DVDs, Placement Validity, and Efficacious Deliberation
The primary function of the University of Arizona Writing Program's (UAWP's) orientation videos is to advise students about their first-year writing placement. For years, the University of Arizona's orientation team had pressured the writing program to simplify its placement procedures to reduce scheduling time; this request, combined with the development of new placement models, led program writing specialist Ty Bouldin to develop, in 2002, a placement formula based on multiple indicators of student ability, as explained in the above clip. Yet Bouldin, noting the limitations of these measures, also created an advising and appeal process that asked students to self-assess the accuracy of their placement, to engage in dialogue with advisors if they had further questions or if they wished to change their placement, and to submit a portfolio of their writing if they believed they would be served better by a more advanced class.
The UAWP's approach thereby draws from several different placement models.
- The initial formula provides a more complex profile of students than a single-measure placement. Nonetheless, it relies on objective data to accommodate the pragmatics of large-scale placement in a major university. Because of the limitations of such measures, the UAWP considers this profile to yield a pre-placement only.
- The model relies heavily on students' own judgment and self-knowledge in ways that are informed by (though not identical to) directed self-placement (Royers and Gilles 1998), as we discuss further below.
- The model offers one-on-one advising to students who ask for it. This advising may be followed by a multi-genre portfolio assessment. In those cases where students do submit a portfolio, the UAWP accepts that placement decisions have high content and systemic validity (Royer and Gilles 2002, pp. 268-269). When coupled with a cover letter addressed to the dialogic advising context, we find portfolios also address personal and social measures such as motivation and workload to enhance predictive validity.
Only a small percentage of students reach the point of submitting a portfolio. At an earlier stage, our placement validity relies, first, on whether students can adequately self-assess whether they should accept their pre-placement and, second, on whether students with concerns are willing to engage advisors in dialogue.
There are recognised barriers to engaging students in these ways. In their pioneering approach to directed-self placement, Daniel Royer and Roger Gilles (1998; 2002) ask students to choose which first-year writing class to take after reading a brochure and after hearing a talk, leaving the responsibility for subsequent success or failure on the shoulders of the student, rather than on the various artifacts (such as test scores) that a program "reads" in order to place a student. This process has been critiqued because it may over-project students' self-efficacy for assessing their writing according to the cultural practices of an institution they have not yet joined (Reynolds 2003; Blakesley 2003).

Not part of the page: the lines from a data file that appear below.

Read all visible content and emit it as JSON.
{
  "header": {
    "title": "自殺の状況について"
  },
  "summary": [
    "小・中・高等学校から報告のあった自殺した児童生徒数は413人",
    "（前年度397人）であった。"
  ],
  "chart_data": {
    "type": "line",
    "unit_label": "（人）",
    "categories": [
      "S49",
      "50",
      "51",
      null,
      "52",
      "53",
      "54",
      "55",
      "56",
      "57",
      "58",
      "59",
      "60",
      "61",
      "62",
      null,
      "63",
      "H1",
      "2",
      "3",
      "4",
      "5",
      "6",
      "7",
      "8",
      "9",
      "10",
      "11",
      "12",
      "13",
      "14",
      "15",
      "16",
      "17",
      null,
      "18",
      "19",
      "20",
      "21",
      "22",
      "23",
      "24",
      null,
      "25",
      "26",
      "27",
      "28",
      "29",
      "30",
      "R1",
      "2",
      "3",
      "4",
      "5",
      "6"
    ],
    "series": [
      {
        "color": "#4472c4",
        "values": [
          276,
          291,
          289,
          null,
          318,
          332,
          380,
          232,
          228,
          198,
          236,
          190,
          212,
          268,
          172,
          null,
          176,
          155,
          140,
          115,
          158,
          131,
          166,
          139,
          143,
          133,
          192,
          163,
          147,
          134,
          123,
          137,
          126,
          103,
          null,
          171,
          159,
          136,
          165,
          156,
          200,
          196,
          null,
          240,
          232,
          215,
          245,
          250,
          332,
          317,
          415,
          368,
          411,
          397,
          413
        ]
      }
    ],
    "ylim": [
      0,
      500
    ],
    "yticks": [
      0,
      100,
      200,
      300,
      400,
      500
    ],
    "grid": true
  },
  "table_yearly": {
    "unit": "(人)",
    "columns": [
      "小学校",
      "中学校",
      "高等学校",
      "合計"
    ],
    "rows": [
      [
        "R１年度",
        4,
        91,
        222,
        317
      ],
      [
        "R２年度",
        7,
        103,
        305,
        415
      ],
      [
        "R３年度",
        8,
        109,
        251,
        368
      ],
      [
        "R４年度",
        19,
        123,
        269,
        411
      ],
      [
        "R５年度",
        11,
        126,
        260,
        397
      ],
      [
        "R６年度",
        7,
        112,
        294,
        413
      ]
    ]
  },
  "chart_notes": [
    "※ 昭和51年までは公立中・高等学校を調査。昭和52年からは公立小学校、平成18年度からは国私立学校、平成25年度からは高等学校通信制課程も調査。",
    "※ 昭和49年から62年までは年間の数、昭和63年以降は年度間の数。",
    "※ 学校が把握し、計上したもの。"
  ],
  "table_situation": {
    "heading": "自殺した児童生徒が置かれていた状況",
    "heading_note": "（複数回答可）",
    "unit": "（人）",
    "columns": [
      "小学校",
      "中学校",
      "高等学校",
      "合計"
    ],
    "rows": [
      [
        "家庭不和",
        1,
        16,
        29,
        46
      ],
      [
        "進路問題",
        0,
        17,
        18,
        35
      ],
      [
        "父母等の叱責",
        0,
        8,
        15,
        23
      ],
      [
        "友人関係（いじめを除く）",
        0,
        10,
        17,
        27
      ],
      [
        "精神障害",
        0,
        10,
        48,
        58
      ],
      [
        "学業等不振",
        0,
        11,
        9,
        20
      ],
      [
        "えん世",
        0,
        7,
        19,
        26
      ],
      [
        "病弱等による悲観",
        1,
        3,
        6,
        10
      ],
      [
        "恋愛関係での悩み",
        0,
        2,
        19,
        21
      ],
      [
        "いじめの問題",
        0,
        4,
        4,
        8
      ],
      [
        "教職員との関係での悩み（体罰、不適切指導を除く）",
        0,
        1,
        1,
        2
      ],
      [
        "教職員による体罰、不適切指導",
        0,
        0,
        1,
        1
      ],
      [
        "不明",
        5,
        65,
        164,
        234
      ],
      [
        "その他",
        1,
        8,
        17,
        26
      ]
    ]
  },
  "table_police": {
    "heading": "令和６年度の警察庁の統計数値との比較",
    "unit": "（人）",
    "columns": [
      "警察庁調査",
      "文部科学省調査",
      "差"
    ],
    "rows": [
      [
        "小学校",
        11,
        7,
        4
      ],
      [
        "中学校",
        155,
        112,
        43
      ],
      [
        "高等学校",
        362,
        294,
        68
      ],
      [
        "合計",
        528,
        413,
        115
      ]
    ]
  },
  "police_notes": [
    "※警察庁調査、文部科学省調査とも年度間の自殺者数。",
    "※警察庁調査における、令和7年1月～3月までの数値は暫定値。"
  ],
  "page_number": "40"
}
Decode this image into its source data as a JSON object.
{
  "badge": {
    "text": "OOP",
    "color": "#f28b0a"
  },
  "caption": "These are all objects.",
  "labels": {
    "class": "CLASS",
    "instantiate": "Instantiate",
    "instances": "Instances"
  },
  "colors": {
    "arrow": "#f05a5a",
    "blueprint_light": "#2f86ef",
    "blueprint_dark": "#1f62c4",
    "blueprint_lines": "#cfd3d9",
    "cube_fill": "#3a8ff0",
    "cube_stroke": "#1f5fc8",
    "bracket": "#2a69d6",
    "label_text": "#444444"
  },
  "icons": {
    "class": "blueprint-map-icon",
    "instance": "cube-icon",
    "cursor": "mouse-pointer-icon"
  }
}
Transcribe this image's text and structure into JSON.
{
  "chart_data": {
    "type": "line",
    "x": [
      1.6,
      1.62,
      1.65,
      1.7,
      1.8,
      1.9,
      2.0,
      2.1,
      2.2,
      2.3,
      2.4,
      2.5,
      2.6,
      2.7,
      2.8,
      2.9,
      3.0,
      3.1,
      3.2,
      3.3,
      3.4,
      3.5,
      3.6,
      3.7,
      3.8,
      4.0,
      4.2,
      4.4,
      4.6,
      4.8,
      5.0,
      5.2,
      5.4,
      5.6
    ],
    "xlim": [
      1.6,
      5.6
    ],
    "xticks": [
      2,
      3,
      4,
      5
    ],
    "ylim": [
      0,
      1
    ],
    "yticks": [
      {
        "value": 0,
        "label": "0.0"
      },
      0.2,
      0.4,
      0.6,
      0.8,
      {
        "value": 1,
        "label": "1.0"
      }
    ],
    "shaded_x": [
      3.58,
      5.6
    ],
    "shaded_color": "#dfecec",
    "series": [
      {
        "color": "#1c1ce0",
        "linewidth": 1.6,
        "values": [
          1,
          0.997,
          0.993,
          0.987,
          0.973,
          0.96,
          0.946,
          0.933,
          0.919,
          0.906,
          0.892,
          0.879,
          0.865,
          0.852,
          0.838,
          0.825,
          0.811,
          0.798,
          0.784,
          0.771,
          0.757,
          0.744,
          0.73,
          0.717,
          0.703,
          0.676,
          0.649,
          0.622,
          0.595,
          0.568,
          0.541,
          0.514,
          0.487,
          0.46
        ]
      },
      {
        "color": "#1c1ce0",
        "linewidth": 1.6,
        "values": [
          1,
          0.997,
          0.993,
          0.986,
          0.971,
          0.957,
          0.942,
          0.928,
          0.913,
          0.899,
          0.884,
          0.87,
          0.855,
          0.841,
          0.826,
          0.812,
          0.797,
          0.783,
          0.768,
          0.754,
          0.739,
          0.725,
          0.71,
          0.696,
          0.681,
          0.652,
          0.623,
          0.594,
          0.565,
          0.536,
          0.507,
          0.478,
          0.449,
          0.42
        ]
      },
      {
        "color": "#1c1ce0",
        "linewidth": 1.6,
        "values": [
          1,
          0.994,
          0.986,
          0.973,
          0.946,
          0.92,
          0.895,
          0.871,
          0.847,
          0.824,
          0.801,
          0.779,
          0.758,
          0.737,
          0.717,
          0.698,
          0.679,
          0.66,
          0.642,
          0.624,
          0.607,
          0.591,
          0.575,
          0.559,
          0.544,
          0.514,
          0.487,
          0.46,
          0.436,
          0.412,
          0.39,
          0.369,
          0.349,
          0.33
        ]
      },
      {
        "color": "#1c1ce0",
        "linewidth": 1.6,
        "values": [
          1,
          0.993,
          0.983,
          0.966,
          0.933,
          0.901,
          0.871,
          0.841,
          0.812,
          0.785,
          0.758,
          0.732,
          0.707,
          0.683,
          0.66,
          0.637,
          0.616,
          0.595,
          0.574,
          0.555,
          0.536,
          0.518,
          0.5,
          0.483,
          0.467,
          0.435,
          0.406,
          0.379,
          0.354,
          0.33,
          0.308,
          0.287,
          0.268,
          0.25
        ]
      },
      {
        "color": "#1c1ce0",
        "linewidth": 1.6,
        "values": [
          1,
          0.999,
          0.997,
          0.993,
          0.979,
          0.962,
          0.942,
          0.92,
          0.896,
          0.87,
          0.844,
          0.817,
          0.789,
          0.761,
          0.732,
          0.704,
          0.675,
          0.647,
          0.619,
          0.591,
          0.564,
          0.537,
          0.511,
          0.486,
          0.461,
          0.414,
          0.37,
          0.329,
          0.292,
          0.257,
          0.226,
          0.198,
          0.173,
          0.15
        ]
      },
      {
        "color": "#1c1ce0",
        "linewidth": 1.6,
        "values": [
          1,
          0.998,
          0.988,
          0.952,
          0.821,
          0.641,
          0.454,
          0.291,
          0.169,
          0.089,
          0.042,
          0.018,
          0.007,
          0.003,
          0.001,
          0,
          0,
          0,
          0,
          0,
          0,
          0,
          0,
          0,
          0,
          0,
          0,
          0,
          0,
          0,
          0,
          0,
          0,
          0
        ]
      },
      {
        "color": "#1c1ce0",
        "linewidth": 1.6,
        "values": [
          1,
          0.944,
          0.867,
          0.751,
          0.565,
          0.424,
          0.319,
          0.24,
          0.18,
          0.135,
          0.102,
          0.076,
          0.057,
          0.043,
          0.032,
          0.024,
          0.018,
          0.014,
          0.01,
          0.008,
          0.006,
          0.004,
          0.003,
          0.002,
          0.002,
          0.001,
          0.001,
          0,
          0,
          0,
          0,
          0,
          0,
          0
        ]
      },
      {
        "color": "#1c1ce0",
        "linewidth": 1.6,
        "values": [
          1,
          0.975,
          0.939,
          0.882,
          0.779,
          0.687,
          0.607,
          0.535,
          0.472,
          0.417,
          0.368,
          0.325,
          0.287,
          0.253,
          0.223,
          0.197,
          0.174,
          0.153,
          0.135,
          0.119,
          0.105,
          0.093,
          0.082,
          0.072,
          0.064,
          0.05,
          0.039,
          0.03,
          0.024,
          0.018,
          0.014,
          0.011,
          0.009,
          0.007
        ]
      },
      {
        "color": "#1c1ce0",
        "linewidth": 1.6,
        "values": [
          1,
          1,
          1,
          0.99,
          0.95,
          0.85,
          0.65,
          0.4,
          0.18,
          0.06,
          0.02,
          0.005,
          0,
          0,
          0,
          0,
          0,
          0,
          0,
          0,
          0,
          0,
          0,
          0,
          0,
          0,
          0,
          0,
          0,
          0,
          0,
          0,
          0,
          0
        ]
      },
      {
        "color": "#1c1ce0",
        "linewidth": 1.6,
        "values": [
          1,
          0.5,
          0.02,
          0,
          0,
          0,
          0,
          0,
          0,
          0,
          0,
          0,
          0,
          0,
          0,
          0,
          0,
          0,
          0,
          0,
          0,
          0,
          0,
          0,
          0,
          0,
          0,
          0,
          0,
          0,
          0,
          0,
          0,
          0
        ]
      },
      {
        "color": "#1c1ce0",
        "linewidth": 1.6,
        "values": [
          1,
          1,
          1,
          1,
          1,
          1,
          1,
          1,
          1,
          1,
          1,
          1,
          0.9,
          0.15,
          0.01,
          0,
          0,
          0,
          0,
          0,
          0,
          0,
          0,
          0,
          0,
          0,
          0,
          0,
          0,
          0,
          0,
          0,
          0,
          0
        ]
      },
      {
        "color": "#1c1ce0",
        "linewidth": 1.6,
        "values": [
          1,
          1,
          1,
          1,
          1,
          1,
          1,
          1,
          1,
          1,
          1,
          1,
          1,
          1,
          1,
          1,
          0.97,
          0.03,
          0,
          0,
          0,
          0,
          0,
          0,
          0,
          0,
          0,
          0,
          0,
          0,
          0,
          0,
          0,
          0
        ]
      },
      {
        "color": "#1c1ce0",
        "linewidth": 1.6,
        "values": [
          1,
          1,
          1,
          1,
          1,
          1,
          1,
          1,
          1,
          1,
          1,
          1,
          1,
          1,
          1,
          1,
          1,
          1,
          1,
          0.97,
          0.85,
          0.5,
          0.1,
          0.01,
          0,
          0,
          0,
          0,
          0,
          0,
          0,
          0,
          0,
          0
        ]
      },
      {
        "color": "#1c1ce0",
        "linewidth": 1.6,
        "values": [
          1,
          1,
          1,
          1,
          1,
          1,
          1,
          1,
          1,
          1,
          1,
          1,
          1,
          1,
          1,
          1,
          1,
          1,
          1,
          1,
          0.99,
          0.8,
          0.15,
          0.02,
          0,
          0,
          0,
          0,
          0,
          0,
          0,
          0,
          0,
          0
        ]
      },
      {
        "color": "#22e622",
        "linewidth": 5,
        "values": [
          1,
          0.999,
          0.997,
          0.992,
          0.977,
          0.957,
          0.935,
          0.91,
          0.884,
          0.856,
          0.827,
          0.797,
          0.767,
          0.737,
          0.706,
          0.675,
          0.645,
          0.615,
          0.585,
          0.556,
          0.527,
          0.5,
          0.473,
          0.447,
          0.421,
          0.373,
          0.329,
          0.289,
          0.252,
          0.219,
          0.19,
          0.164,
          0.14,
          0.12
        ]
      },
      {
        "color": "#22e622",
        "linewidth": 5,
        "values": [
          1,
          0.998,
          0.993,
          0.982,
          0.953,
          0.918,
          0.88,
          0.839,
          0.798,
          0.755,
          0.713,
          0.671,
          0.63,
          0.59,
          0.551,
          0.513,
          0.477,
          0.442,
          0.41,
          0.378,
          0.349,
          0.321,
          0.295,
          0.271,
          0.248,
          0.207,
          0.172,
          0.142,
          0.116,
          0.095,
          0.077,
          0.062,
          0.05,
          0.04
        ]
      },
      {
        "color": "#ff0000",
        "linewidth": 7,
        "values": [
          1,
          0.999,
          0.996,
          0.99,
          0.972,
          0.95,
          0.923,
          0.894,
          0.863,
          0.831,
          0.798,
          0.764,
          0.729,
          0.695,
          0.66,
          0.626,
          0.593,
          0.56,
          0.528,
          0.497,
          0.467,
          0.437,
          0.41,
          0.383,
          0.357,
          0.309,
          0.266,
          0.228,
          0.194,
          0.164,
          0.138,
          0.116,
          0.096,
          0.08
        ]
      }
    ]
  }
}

Recognizing that students may not have full self-efficacy in this context, the orientation videos help move the model toward what Pamela Bedore and Deborah Rossen-Knill (2004) call informed self-placement, where responsibility for placement is shared with a high degree of transparency. Bedore and Rossen-Knill ask whether, when given a choice of placement, incoming students receive that choice in the way a writing program hopes they will. Do students have enough information about different course offerings to make a good decision? Have students reflected on their writing practices sufficiently to engage in unassisted deliberation? Most essentially, will new university students approach faculty when they need additional assistance?
Some of the UAWP's early advising experiences illustrated how difficult it can be to invite students into effective dialogue. In 2004, for example, the UAWP worked with the Office of Orientation to create an advising web site that provided information and asked students to reflect on their experience in order to customize advice for students. Yet there was substantial evidence that the majority of students did not take advantage of this advising, and students came to orientation ill prepared for further dialogue about their placement, despite available on-site advisors. From 2005 onwards, however, digital video has helped fill this gap. Videos shown at orientation give students the course information they need, delivered through images that have proven more effective than lectures or print texts at getting students to reflect on their writing practices and their pre-placements.
The videos rely on multiple strategies to encourage advising dialogues where appropriate. To begin, they work to cast doubt on the authority of the pre-placement. As seen in the above clip, UAWP instructor and summer placement advisor Shawn Steinhart looks directly at the camera (and hence the student audience) and explains the factors contributing to pre-placements. Then Steinhart walks off-screen to the right and immediately appears again from the left, more tightly framed, with a noticeable, even jarring, shift in the background. These strategies combine to attract attention as Steinhart starts to disarticulate explicitly any assumptions that the pre-placement serves as the last word on students' preparedness for university writing. Steinhart continues to look directly at students and challenges them to consider the types of knowledge they might bring to a dialogue about placement, thereby preparing the ground for productive face-to-face dialogue with on-scene advisors.
The overall result is enhanced placement validity.